企業規模別では、大企業、中堅企業の景況判断が今回プラスに転じたが、中小企業はマイナス7.7%ポイント。7―9月期見通しは大企業、中堅企業、中小企業の全てが景況プラスを予想している。


事業者の声として、「半導体製造業の投資抑制の影響が3月ごろから顕在化。少なくとも9月末までは好転しない」(はん用機械、大企業)、「鋼材、生コンなどの価格が高止まり」(建設、中堅企業)など価格転嫁が進んでいない様子もうかがえる。一方、「新型コロナ収束による集客力・インバウンドが回復」(宿泊・飲食、大企業)の声もあった。

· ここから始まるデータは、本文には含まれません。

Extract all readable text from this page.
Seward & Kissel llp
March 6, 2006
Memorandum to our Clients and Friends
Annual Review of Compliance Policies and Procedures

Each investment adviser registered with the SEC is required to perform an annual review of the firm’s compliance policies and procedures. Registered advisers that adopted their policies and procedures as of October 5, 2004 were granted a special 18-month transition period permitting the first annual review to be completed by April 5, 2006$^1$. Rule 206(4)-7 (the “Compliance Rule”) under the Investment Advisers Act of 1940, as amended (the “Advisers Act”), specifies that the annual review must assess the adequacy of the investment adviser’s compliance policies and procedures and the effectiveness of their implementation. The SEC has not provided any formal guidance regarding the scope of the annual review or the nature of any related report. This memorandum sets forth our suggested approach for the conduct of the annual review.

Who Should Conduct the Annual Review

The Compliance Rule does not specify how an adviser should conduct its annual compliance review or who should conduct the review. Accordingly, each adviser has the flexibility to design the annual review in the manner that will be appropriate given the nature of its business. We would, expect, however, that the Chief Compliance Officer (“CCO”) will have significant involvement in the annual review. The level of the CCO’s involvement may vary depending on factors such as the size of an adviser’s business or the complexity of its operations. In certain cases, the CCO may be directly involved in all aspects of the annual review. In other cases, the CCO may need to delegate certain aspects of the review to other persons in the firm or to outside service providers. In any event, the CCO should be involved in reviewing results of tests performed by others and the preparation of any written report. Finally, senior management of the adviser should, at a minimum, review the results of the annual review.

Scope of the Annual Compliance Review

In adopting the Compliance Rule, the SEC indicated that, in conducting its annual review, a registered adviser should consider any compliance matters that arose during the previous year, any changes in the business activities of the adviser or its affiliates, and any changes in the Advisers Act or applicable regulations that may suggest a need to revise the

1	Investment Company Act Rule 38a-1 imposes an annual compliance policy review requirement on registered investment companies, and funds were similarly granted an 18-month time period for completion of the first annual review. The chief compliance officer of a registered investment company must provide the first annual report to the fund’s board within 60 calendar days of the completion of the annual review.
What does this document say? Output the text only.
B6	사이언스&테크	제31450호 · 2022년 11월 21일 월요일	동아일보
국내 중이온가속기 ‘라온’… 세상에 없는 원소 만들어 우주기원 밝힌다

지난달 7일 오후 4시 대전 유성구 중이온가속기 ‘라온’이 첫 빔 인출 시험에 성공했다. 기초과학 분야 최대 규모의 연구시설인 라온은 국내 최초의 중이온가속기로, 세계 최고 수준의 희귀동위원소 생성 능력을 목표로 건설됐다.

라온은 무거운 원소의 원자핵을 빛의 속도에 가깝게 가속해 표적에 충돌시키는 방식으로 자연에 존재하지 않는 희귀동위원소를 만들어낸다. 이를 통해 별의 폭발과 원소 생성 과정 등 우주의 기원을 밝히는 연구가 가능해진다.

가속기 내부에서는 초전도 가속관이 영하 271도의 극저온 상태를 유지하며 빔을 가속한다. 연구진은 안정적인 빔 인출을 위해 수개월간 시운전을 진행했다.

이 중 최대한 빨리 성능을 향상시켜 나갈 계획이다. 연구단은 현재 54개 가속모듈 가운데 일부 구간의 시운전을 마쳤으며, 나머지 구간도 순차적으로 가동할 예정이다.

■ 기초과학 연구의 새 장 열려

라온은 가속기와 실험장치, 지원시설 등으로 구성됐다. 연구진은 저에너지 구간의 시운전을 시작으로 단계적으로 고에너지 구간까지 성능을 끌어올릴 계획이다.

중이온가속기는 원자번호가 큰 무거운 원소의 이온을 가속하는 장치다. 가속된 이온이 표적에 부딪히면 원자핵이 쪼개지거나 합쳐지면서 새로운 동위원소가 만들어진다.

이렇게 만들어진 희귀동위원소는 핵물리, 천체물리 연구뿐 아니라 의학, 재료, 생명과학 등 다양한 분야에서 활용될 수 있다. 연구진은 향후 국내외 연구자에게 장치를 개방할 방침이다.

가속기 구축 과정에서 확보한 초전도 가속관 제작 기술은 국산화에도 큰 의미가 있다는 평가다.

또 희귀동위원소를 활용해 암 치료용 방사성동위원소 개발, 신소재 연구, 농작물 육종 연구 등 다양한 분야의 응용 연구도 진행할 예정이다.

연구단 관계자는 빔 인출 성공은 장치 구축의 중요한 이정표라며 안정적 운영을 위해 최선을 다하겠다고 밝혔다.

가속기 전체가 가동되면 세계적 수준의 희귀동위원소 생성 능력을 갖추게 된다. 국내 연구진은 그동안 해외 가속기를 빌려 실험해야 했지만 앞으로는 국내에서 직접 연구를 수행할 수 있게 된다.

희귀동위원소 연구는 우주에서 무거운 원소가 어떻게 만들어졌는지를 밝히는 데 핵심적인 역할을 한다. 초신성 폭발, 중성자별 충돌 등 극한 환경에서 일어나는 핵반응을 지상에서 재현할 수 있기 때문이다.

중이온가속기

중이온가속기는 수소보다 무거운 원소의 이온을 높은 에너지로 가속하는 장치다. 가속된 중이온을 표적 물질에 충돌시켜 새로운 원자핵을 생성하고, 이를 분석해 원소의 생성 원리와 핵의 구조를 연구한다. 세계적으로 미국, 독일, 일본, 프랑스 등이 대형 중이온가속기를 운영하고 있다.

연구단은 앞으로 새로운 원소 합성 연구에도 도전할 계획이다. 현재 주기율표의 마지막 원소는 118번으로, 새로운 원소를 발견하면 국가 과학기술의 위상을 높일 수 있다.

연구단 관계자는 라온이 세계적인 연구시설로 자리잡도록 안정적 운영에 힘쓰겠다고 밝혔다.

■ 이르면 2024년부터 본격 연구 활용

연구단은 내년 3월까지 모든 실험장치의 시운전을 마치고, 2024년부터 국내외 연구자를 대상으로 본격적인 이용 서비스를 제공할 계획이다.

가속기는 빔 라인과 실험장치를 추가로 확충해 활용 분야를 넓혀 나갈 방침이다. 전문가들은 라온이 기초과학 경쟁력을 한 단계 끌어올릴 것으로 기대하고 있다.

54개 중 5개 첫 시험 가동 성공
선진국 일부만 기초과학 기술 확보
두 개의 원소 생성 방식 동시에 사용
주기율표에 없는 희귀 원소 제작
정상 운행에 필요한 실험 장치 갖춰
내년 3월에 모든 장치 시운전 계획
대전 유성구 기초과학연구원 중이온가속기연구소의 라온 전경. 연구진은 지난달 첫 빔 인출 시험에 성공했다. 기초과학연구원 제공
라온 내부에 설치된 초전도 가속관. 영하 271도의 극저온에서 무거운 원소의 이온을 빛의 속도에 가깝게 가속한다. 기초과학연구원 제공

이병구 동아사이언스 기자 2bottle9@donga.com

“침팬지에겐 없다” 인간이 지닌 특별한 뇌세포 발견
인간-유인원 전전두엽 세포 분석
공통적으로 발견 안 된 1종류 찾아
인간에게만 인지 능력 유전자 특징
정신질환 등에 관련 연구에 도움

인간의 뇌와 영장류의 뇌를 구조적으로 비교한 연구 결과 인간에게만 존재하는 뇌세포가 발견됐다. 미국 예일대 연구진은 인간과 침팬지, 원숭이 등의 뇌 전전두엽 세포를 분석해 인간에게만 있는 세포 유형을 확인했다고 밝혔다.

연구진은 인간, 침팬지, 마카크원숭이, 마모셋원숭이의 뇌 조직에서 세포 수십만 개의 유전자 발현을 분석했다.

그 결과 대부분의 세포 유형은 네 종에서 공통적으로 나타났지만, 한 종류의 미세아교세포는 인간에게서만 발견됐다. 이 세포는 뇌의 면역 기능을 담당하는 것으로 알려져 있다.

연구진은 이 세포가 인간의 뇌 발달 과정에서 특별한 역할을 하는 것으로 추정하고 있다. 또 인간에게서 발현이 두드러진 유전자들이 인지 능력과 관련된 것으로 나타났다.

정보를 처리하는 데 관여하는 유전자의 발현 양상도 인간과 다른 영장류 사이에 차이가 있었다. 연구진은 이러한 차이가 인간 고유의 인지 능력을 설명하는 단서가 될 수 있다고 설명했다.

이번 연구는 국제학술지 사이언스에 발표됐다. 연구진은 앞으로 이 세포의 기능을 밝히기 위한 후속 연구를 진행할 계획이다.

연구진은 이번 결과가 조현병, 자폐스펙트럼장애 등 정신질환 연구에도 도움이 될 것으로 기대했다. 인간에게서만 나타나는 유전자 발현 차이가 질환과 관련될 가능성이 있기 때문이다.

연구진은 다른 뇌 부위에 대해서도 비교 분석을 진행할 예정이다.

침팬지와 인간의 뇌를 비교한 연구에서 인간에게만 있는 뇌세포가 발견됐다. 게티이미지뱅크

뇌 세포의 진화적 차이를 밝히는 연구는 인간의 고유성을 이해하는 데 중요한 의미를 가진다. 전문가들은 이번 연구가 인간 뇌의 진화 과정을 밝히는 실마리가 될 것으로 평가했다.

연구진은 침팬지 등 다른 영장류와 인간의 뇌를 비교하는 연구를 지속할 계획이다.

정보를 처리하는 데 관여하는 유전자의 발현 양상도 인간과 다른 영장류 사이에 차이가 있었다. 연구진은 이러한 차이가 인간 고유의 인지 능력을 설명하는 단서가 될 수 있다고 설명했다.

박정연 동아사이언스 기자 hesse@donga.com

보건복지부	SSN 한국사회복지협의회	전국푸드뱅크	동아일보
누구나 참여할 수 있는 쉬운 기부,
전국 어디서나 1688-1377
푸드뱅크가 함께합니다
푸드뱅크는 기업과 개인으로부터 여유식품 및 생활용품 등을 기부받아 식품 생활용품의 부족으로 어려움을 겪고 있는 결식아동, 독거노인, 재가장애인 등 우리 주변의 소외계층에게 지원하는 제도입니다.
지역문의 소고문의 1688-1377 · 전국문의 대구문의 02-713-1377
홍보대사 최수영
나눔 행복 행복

課題としては、人手不足の慢性化があげられる。6月の従業員数判断BSIは、27.6%ポイントが「不足気味」で、48期連続となった。製造業では22.3%ポイントが不足気味で、事業拡大による人員不足や製造現場の慢性的な不足を指摘する。非製造業は専門人材の不足や経済活動の回復などで、建設、卸売がマイナスに寄与した。


設備投資は、全産業で16.2%が増加する見込み。製造業は生産用機械、化学などが前年度を上回り、「生産能力の拡大」「省力化合理化」を狙いにあげる。